FIG. 1 is a diagram for explaining an example of a projection type display device using a projection lens of the present invention.

FIG. 2 is a diagram showing a lens configuration according to example 1. FIG.

FIG. 3 is a diagram showing a lens configuration according to example 2.

FIG. 4 is a diagram showing a lens configuration according to example 3;

FIG. 5 is a diagram showing a lens configuration according to example 4.
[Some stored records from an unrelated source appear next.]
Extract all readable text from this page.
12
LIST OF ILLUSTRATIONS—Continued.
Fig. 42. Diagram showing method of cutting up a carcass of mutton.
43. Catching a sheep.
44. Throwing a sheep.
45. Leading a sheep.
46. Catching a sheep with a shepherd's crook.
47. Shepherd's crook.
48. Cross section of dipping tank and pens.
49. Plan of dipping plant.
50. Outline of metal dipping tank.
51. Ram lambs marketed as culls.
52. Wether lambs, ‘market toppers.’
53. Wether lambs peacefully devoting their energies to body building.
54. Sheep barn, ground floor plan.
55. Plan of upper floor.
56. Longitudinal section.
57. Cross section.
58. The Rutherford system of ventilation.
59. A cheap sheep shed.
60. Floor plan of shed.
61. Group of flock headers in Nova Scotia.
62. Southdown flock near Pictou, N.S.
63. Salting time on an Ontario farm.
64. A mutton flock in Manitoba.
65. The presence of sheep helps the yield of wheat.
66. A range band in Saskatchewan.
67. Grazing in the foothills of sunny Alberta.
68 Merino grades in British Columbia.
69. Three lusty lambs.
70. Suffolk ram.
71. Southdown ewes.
FIG. 6 is a diagram showing spherical aberration, astigmatism, and distortion relating to Example 1;

FIG. 7 is a diagram showing coma aberration in Example 1.

FIG. 8 is a diagram showing spherical aberration, astigmatism, and distortion relating to Example 2;

FIG. 9 is a diagram showing coma aberration relating to Example 2;

FIG. 10 is a diagram showing spherical aberration, astigmatism, and distortion relating to Example 3;

FIG. 11 is a diagram showing coma aberration relating to Example 3;

FIG. 12 is a diagram showing spherical aberration, astigmatism, and distortion relating to Example 4;

FIG. 13 is a diagram showing coma aberration relating to Example 4;

[Explanation of symbols]

P light source LF front group LR1, LR2 rear group PR dichroic prism (color light combining means) DM1, DM2, DM3 dichroic mirror M1, M2 mirror LCD1, LCD2, LCD3 liquid crystal display (transmissive display)

Claims (3)

[Claims] 1. A light source that emits light containing color components of three primary colors, color-separates the light into color component light of the three primary colors, and a corresponding transmissive display is provided by each color-separated color component light. A projection lens used in a projection display device that illuminates and synthesizes each color component light transmitted through each transmissive display unit and projects a color image on the screen by projecting the color image on the screen. There is a common front group to be provided and two rear groups that are optically identical to each other and are combined with the front group via color light combining means, and the light passing through each rear group is combined by the color light combining means. When the combined focal length of each lens system constituted by the front group and each rear group is f and the focal length of each rear group is f _R , these conditions (I _{) 0.4 <f / f R <} 0 And satisfying the 65, projection lens of the projection type display device. 2. The projection lens of the projection type display device according to claim 1, wherein each rear group has three or more positive lenses and one or more negative lenses, and the three or more positive lenses. The average of the Abbe numbers of
_RP , a projection display device characterized by satisfying the condition (II) ν _RP > 60 (III) ν _RM > 25, where ν _RM is the Abbe number of one or more negative lenses or its average. Projection lens. 3. The projection type display device according to claim 1, wherein the color light combining means is a dichroic prism.